BradyFU / Woodpecker

✨✨Woodpecker: Hallucination Correction for Multimodal Large Language Models. The first work to correct hallucinations in MLLMs.
593 stars 29 forks source link

GroundingDINO's high false positive rate make it difficult to detect obj hallucination #13

Open ipheiman opened 3 weeks ago

ipheiman commented 3 weeks ago

Hi authors, Amazing work on post-hoc hallucination mitigation, I am excited to try this out!

I am looking at the individual steps and experimenting with GroundingDINO but found that it has the tendency to give false positives, which is counter-intuitive for flagging out hallucinated objects. This issue is also raised in GroundingDino's repo: https://github.com/IDEA-Research/GroundingDINO/issues/84

I was wondering if you encountered something similar when developing your work. It would be beneficial to hear your opinion on this, thanks!!

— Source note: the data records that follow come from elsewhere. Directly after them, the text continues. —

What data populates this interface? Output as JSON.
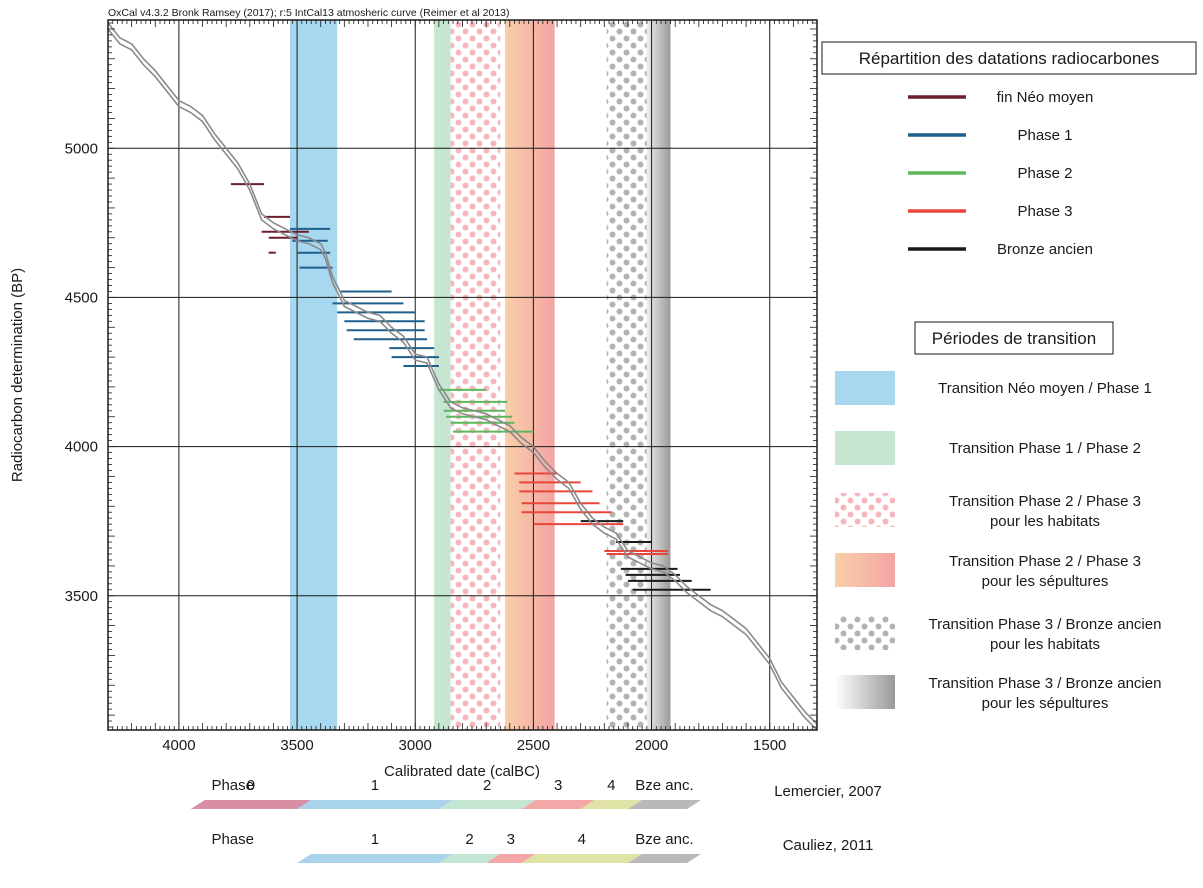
{
  "caption": "OxCal v4.3.2 Bronk Ramsey (2017); r:5 IntCal13 atmosheric curve (Reimer et al 2013)",
  "chart_data": {
    "type": "line",
    "xlabel": "Calibrated date (calBC)",
    "ylabel": "Radiocarbon determination (BP)",
    "xlim": [
      4300,
      1300
    ],
    "ylim": [
      3050,
      5430
    ],
    "x_ticks": [
      4000,
      3500,
      3000,
      2500,
      2000,
      1500
    ],
    "y_ticks": [
      3500,
      4000,
      4500,
      5000
    ],
    "grid": true,
    "calibration_curve": {
      "x": [
        4300,
        4250,
        4200,
        4150,
        4100,
        4050,
        4000,
        3950,
        3900,
        3850,
        3800,
        3750,
        3700,
        3650,
        3600,
        3550,
        3500,
        3450,
        3400,
        3380,
        3350,
        3300,
        3250,
        3200,
        3150,
        3100,
        3050,
        3000,
        2950,
        2900,
        2850,
        2800,
        2750,
        2700,
        2650,
        2600,
        2550,
        2500,
        2450,
        2400,
        2350,
        2300,
        2250,
        2200,
        2150,
        2100,
        2050,
        2000,
        1950,
        1900,
        1850,
        1800,
        1750,
        1700,
        1650,
        1600,
        1550,
        1500,
        1450,
        1400,
        1350,
        1300
      ],
      "y": [
        5410,
        5360,
        5340,
        5290,
        5250,
        5200,
        5150,
        5130,
        5100,
        5040,
        4990,
        4940,
        4870,
        4770,
        4740,
        4720,
        4700,
        4690,
        4670,
        4640,
        4560,
        4480,
        4460,
        4440,
        4430,
        4390,
        4360,
        4300,
        4290,
        4200,
        4140,
        4120,
        4110,
        4100,
        4080,
        4060,
        4020,
        3990,
        3940,
        3900,
        3870,
        3800,
        3750,
        3720,
        3700,
        3640,
        3620,
        3600,
        3590,
        3560,
        3520,
        3490,
        3460,
        3440,
        3410,
        3380,
        3330,
        3280,
        3200,
        3150,
        3100,
        3060
      ]
    },
    "date_segments": [
      {
        "phase": "fin Néo moyen",
        "bp": 4880,
        "from": 3780,
        "to": 3640
      },
      {
        "phase": "fin Néo moyen",
        "bp": 4770,
        "from": 3640,
        "to": 3530
      },
      {
        "phase": "fin Néo moyen",
        "bp": 4720,
        "from": 3650,
        "to": 3450
      },
      {
        "phase": "fin Néo moyen",
        "bp": 4700,
        "from": 3620,
        "to": 3500
      },
      {
        "phase": "fin Néo moyen",
        "bp": 4650,
        "from": 3620,
        "to": 3590
      },
      {
        "phase": "Phase 1",
        "bp": 4730,
        "from": 3530,
        "to": 3360
      },
      {
        "phase": "Phase 1",
        "bp": 4690,
        "from": 3520,
        "to": 3370
      },
      {
        "phase": "Phase 1",
        "bp": 4650,
        "from": 3500,
        "to": 3360
      },
      {
        "phase": "Phase 1",
        "bp": 4600,
        "from": 3490,
        "to": 3350
      },
      {
        "phase": "Phase 1",
        "bp": 4520,
        "from": 3320,
        "to": 3100
      },
      {
        "phase": "Phase 1",
        "bp": 4480,
        "from": 3350,
        "to": 3050
      },
      {
        "phase": "Phase 1",
        "bp": 4450,
        "from": 3330,
        "to": 3000
      },
      {
        "phase": "Phase 1",
        "bp": 4420,
        "from": 3300,
        "to": 2960
      },
      {
        "phase": "Phase 1",
        "bp": 4390,
        "from": 3290,
        "to": 2960
      },
      {
        "phase": "Phase 1",
        "bp": 4360,
        "from": 3260,
        "to": 2950
      },
      {
        "phase": "Phase 1",
        "bp": 4330,
        "from": 3110,
        "to": 2920
      },
      {
        "phase": "Phase 1",
        "bp": 4300,
        "from": 3100,
        "to": 2900
      },
      {
        "phase": "Phase 1",
        "bp": 4270,
        "from": 3050,
        "to": 2900
      },
      {
        "phase": "Phase 2",
        "bp": 4190,
        "from": 2900,
        "to": 2700
      },
      {
        "phase": "Phase 2",
        "bp": 4150,
        "from": 2880,
        "to": 2610
      },
      {
        "phase": "Phase 2",
        "bp": 4120,
        "from": 2880,
        "to": 2620
      },
      {
        "phase": "Phase 2",
        "bp": 4100,
        "from": 2870,
        "to": 2590
      },
      {
        "phase": "Phase 2",
        "bp": 4080,
        "from": 2850,
        "to": 2580
      },
      {
        "phase": "Phase 2",
        "bp": 4050,
        "from": 2840,
        "to": 2500
      },
      {
        "phase": "Phase 3",
        "bp": 3910,
        "from": 2580,
        "to": 2400
      },
      {
        "phase": "Phase 3",
        "bp": 3880,
        "from": 2560,
        "to": 2300
      },
      {
        "phase": "Phase 3",
        "bp": 3850,
        "from": 2560,
        "to": 2250
      },
      {
        "phase": "Phase 3",
        "bp": 3810,
        "from": 2550,
        "to": 2220
      },
      {
        "phase": "Phase 3",
        "bp": 3780,
        "from": 2550,
        "to": 2170
      },
      {
        "phase": "Phase 3",
        "bp": 3740,
        "from": 2500,
        "to": 2120
      },
      {
        "phase": "Phase 3",
        "bp": 3650,
        "from": 2200,
        "to": 1930
      },
      {
        "phase": "Phase 3",
        "bp": 3640,
        "from": 2190,
        "to": 1930
      },
      {
        "phase": "Bronze ancien",
        "bp": 3750,
        "from": 2300,
        "to": 2120
      },
      {
        "phase": "Bronze ancien",
        "bp": 3680,
        "from": 2150,
        "to": 2000
      },
      {
        "phase": "Bronze ancien",
        "bp": 3590,
        "from": 2130,
        "to": 1890
      },
      {
        "phase": "Bronze ancien",
        "bp": 3570,
        "from": 2110,
        "to": 1880
      },
      {
        "phase": "Bronze ancien",
        "bp": 3550,
        "from": 2100,
        "to": 1830
      },
      {
        "phase": "Bronze ancien",
        "bp": 3520,
        "from": 2080,
        "to": 1750
      }
    ],
    "transition_bands": [
      {
        "label": "Transition Néo moyen / Phase 1",
        "from": 3530,
        "to": 3330,
        "style": "solid",
        "color": "#a8d8ef"
      },
      {
        "label": "Transition Phase 1 / Phase 2",
        "from": 2920,
        "to": 2850,
        "style": "solid",
        "color": "#c6e6d2"
      },
      {
        "label": "Transition Phase 2 / Phase 3 pour les habitats",
        "from": 2850,
        "to": 2640,
        "style": "dotted",
        "color": "#f2a4aa"
      },
      {
        "label": "Transition Phase 2 / Phase 3 pour les sépultures",
        "from": 2620,
        "to": 2410,
        "style": "gradient",
        "color": "#f7b89c"
      },
      {
        "label": "Transition Phase 3 / Bronze ancien pour les habitats",
        "from": 2190,
        "to": 2020,
        "style": "dotted",
        "color": "#a8a8a8"
      },
      {
        "label": "Transition Phase 3 / Bronze ancien pour les sépultures",
        "from": 2020,
        "to": 1920,
        "style": "gradient",
        "color": "#999999"
      }
    ]
  },
  "legend": {
    "dating_title": "Répartition des datations radiocarbones",
    "dating_items": [
      {
        "label": "fin Néo moyen",
        "color": "#6b1f2b"
      },
      {
        "label": "Phase 1",
        "color": "#1f5f8b"
      },
      {
        "label": "Phase 2",
        "color": "#5cb85c"
      },
      {
        "label": "Phase 3",
        "color": "#e8463a"
      },
      {
        "label": "Bronze ancien",
        "color": "#1a1a1a"
      }
    ],
    "transition_title": "Périodes de transition",
    "transition_items": [
      {
        "line1": "Transition Néo moyen / Phase 1",
        "line2": "",
        "swatch": "solid-blue"
      },
      {
        "line1": "Transition Phase 1 / Phase 2",
        "line2": "",
        "swatch": "solid-green"
      },
      {
        "line1": "Transition Phase 2 / Phase 3",
        "line2": "pour les habitats",
        "swatch": "dots-pink"
      },
      {
        "line1": "Transition Phase 2 / Phase 3",
        "line2": "pour les sépultures",
        "swatch": "grad-orange"
      },
      {
        "line1": "Transition Phase 3 / Bronze ancien",
        "line2": "pour les habitats",
        "swatch": "dots-grey"
      },
      {
        "line1": "Transition Phase 3 / Bronze ancien",
        "line2": "pour les sépultures",
        "swatch": "grad-grey"
      }
    ]
  },
  "phase_scales": [
    {
      "label": "Phase",
      "source": "Lemercier, 2007",
      "segments": [
        {
          "name": "0",
          "from": 3950,
          "to": 3500,
          "color": "#d98fa3"
        },
        {
          "name": "1",
          "from": 3500,
          "to": 2900,
          "color": "#a9d3ea"
        },
        {
          "name": "2",
          "from": 2900,
          "to": 2550,
          "color": "#c6e6d4"
        },
        {
          "name": "3",
          "from": 2550,
          "to": 2300,
          "color": "#f4a7a7"
        },
        {
          "name": "4",
          "from": 2300,
          "to": 2100,
          "color": "#dfe4a6"
        },
        {
          "name": "Bze anc.",
          "from": 2100,
          "to": 1850,
          "color": "#b9b9b9"
        }
      ]
    },
    {
      "label": "Phase",
      "source": "Cauliez, 2011",
      "segments": [
        {
          "name": "1",
          "from": 3500,
          "to": 2900,
          "color": "#a9d3ea"
        },
        {
          "name": "2",
          "from": 2900,
          "to": 2700,
          "color": "#c6e6d4"
        },
        {
          "name": "3",
          "from": 2700,
          "to": 2550,
          "color": "#f4a7a7"
        },
        {
          "name": "4",
          "from": 2550,
          "to": 2100,
          "color": "#dfe4a6"
        },
        {
          "name": "Bze anc.",
          "from": 2100,
          "to": 1850,
          "color": "#b9b9b9"
        }
      ]
    }
  ]
}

xjtupanda commented 3 weeks ago

Thanks for your attention to our work!

We've met similar issues but haven't figured out a perfect solution for this since this is a problem inherent to the detection model. But most of the time, GroundingDINO worked just fine.

I think this could be a gap where you make improvements. You may try using a VQA model (e.g., BLIP-2) to double-check if something really exists. Or revise the pipeline, like performing a global detection first (like this one recognize-anything) and then checking if the object matches anything in those tags.